Women taking birth control pills have a 50 per cent higher
overall risk of developing breast cancer, a new study has found.
US scientists found, some pills with high levels of oestrogen can raise the risk threefold, compared with that of women who have never used the pill or who have stopped using it.
The study conducted by the Fred Hutchinson Cancer Research Center in Seattle also states that the pills containing low-dose hormones carried no extra risk.
This risk may vary by oral contraceptive formulation. "Our results require confirmation and should be interpreted cautiously," she said.
Previous studies have suggested the increased risk declined after women stopped taking the pills, Dr Elisabeth added.

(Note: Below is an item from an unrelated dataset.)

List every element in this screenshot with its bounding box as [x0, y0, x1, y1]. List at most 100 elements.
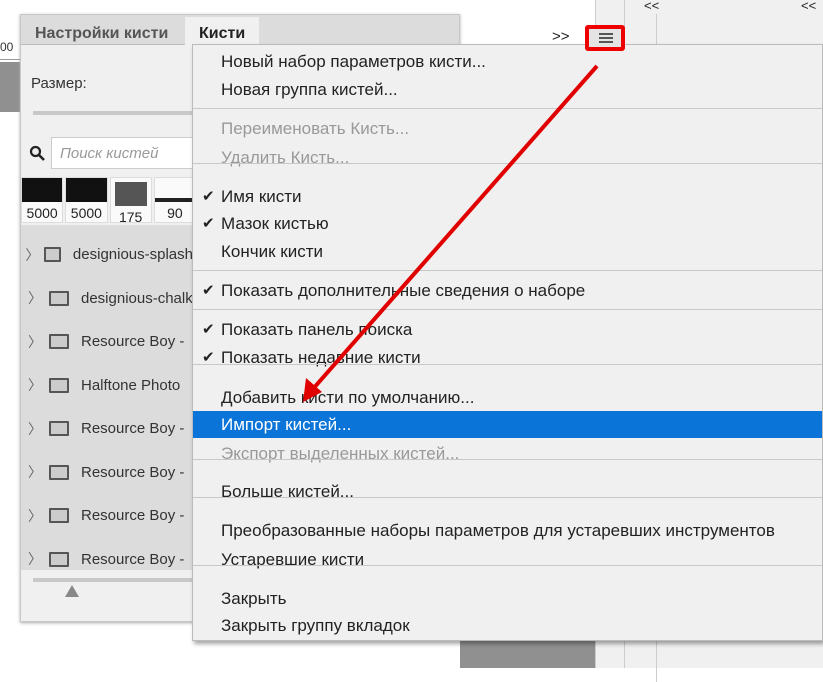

The study involved 23,000 women and claims to be the first to look at up-to-date formulations of oral contraceptives used in the 1990s and 2000s.
It compared 1,102 in whom breast cancer had been diagnosed and 21,952 without the disease. Those with breast cancer were aged 20 to 49 years, with cancer having been diagnosed between 1990 and 2009.
Pills containing high-dose oestrogen raised breast cancer risk 2.7-fold, or 170 per cent, while those with moderate-dose oestrogen increased the risk 1.6-fold.
Pills containing low-dose oestrogen did not increase breast cancer risk. Across recent use of all pills, breast cancer risk increased by 50 per cent, compared with never or former use.
Meanwhile, Sarah Williams at Cancer Research UK said women should not stop taking the Pill on the basis of this study and discuss any concern with their GP or family planning service.
The study was published in Cancer Research, a journal of the American Association for Cancer Research.